Rolf Jensen est un homme rassurant, il me parle de Philippe Starck, il en fait des rapprochements audacieux, il le connaît bien, il ne m'en faut pas plus pour avoir les yeux qui brillent, il rapproche objets fonctionnels et fiction, comment faire d’un robot ménager conçu pour presser une orange un objet fictionnel. Comment en faire un tripode, un objet martien, comment se sentir un martien issu d’un roman de H.G. Wells en pressant un orange pour en boire le jus, Rolf Jensen me raconte Philippe Starck, il imagine déjà du jus couler de mes lèvres, j'ai mis un orange à lèvre spécial sanguine. L’objet, un simple pressoir à fruit, va raconter l’histoire d’un tripode martien qui fait gicler son liquide partout sur la planète pour la conquérir, l’humain presseur, le matin au petit déjeuné, tout juste sorti de son sommeil, de ses rêves, tout juste à l’état d’éveil, à demi songeur, fantasmant sur un destin héroïque, tient entre les mains le destin d’une humanité qui a besoin de lui.
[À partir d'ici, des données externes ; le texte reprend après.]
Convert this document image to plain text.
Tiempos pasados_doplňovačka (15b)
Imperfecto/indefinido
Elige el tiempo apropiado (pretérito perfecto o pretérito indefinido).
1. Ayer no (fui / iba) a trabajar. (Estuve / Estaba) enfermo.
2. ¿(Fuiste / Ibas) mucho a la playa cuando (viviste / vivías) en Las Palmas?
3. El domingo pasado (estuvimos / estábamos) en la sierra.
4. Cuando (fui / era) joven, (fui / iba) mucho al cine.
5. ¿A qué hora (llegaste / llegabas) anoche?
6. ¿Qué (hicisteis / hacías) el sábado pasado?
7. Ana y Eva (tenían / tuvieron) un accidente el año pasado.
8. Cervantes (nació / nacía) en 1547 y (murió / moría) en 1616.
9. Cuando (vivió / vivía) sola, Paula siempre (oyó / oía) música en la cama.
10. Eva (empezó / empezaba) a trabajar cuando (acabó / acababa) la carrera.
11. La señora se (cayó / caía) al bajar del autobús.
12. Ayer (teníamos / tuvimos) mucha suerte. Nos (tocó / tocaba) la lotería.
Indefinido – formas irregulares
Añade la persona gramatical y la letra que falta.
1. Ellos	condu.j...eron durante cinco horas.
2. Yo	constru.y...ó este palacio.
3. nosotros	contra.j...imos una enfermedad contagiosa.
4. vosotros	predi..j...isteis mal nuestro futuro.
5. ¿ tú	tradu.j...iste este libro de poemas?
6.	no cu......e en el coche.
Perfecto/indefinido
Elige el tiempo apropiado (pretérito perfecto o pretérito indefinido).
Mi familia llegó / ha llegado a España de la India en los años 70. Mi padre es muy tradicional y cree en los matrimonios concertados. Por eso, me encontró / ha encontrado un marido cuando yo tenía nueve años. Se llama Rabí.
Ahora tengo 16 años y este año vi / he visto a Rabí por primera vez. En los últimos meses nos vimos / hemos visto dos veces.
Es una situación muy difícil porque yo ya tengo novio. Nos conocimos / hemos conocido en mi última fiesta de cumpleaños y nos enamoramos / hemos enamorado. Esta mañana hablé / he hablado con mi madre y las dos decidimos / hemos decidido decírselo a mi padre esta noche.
Se sent-il martien ?
- Vous sentez-vous un peu martienne, Kroïne ? Il a ce ton danois, Rolf Jensen, il m'enseigne la manière de recueillir le jus, c’est la vision de Starck, vous comprenez Kroïne, chacun de ses objets il leur donne une densité fictionnelle, il les rapproche d’une trame narrative déjà existante dans la mémoire à histoires de l’utilisateur, dans la mémoire essentiellement du consommateur occidental. D’ailleurs, ses derniers objets sont destinés aux Chinois, il salarie des conteurs confucianistes, il a même employé le grand sinologue français François Jullien ! Et il vend, Starck est une multinationale de l’objet utile qui raconte une histoire.